12 Responses to “The Conversations at my House”

  1. josie Says:

    hmmm…that’s an interesting dilemma. If someone were attacking my teen daughter I’d want to kill them, or at least hurt them very badly. Then again, like you said, what would Jesus do? Wow, I don’t know how I’d react. The flight attendants instructions come to my mind. “Place your mask over your nose and mouth before assisting others around you.” Thank goodness our whole family has a cell phone and can call 911 if needed.

  2. angelawd Says:

    In all honesty, if someone was hurting my daughter I don’t think I could possibly run away. However, if someone was attacking me I would want her to run away and get help. I’d be too afraid that she would also get hurt. Double standard? Maybe.

    Darn ethical dilemmas. Now I’m going to have to reopen the conversation when she gets home. Little One? Remember when we talked about murder? Well, murder is wrong, but I would come to your self defense. DON’T come to mine!

  3. leian Says:

    Go read about preists and adultery? OMG, you’re killin’ me!

  4. Patty D Says:

    Wow, I’m glad I haven’t had one of these conversations yet. My discussions are more like, “Mommy, are you gonna love me always?”

  5. angelawd Says:

    Patty, I think I am much more prepared for your types of questions, too! How do you really answer, “Mom, would you kill for me?”

  6. Sue Says:

    Ha, this made me laugh and laugh… I’d definitely try to put the hurt on Mr. Hockey Mask…

  7. Stacey Says:

    What a juxtaposition, lol. The Scarlet Letter versus Murder–which to choose, which to choose! Not gonna lie, I’d kill if I had to for my children, (such a rare circumstance) but I would. I know nothing I do will ever take my salvation, and I know there’s a reason God instilled that instinct in parent! But…I rest easy knowing that probably won’t ever be a dilemma I’d have to face. Great thinking topic, though.

  8. Merry Says:

    Angela, you’re my kind of mom!

    I loves me some sarcasm, and I’m guessing your daughter appreciates it, or will eventually.

    What would Jesus do?
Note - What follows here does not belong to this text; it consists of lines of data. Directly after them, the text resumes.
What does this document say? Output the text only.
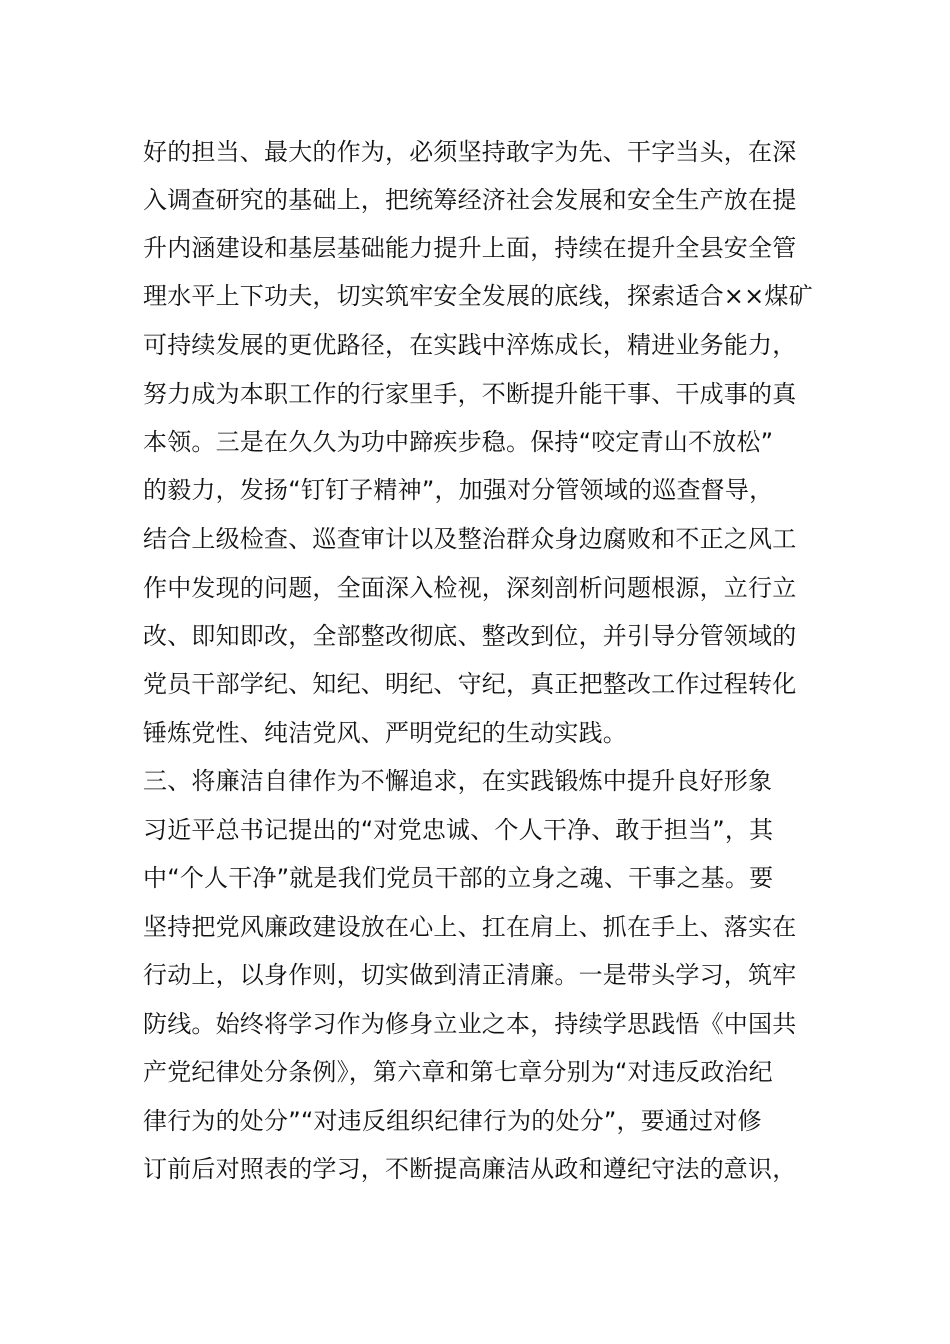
好的担当、最大的作为，必须坚持敢字为先、干字当头，在深
入调查研究的基础上，把统筹经济社会发展和安全生产放在提
升内涵建设和基层基础能力提升上面，持续在提升全县安全管
理水平上下功夫，切实筑牢安全发展的底线，探索适合××煤矿
可持续发展的更优路径，在实践中淬炼成长，精进业务能力，
努力成为本职工作的行家里手，不断提升能干事、干成事的真
本领。三是在久久为功中蹄疾步稳。保持“咬定青山不放松”
的毅力，发扬“钉钉子精神”，加强对分管领域的巡查督导，
结合上级检查、巡查审计以及整治群众身边腐败和不正之风工
作中发现的问题，全面深入检视，深刻剖析问题根源，立行立
改、即知即改，全部整改彻底、整改到位，并引导分管领域的
党员干部学纪、知纪、明纪、守纪，真正把整改工作过程转化
锤炼党性、纯洁党风、严明党纪的生动实践。
三、将廉洁自律作为不懈追求，在实践锻炼中提升良好形象
习近平总书记提出的“对党忠诚、个人干净、敢于担当”，其
中“个人干净”就是我们党员干部的立身之魂、干事之基。要
坚持把党风廉政建设放在心上、扛在肩上、抓在手上、落实在
行动上，以身作则，切实做到清正清廉。一是带头学习，筑牢
防线。始终将学习作为修身立业之本，持续学思践悟《中国共
产党纪律处分条例》，第六章和第七章分别为“对违反政治纪
律行为的处分”“对违反组织纪律行为的处分”，要通过对修
订前后对照表的学习，不断提高廉洁从政和遵纪守法的意识，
I think it’s likely that Jesus would stand in place of the child, put himself in between and take the physical assault on Himself - and I can’t really see Him fighting back physically, though I can see Him praying and asking God for help… which is quite a bit stronger than a right hook…

    Unfortunately, my instincts in a heated situation are not always as Christlike as I would apire - I don’t know that I’d kill someone, but I could definitely see inflicting some damage to keep them away from my kids.

  9. angelawd Says:

    Well, we reopened the conversation and I was able to stress the fact that I would DISABLE the murderer so that we could get away to safety. Then have him/her arrested. Stacey, like you, I am praying that this is a situation I never have to face.
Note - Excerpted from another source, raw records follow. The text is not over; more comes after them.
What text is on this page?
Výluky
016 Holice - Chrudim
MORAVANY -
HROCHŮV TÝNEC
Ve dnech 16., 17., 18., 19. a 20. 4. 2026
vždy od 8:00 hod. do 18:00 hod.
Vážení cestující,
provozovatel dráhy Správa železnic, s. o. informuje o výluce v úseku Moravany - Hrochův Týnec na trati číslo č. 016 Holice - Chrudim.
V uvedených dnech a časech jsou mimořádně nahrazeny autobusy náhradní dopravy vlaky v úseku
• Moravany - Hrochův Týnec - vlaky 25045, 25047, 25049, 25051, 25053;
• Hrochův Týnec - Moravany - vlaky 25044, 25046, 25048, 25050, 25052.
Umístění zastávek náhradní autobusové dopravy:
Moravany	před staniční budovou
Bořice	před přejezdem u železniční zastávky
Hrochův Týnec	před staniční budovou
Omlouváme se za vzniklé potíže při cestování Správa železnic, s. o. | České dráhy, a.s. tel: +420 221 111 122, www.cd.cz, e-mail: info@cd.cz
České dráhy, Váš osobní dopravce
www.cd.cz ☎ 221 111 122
    I agree, Merry, that Jesus would probably take the assault. And then probably do something divine.

  10. Kathleen Says:

    What do you mean, throw the Navaho pottery vase!?

  11. Karen Vogel Says:

    You’re talking about Puritan New England. Dimsdale (sp?) wasn’t a priest, though he was a member of the clergy.

    We don’t get to have those cute conversations around here either, as I mentioned in this post:

    http://suburbancorrespondent.blogspot.com/2007/11/talk-to-me.html

  12. Damama T Says:

    It must be a teenage thing because Daughter asked me a very similar thing - Mom, would you die for me.

    Coming from an adopted, very attachment-challenged child, that was a seriously loaded question. Hesitating, answering wrong, or deflecting the question could have had horrible consequences. I told her that if someone was trying to hurt her and the only way I could stop them was to take the bullet, then yes, no question, I would. She was amazed. Said she didn’t expect me to say that.

    It never ceases to blow my mind how much they need to be reassured of our love at that age . Whether they are adopted or biological - I guess teen angst is teen angst.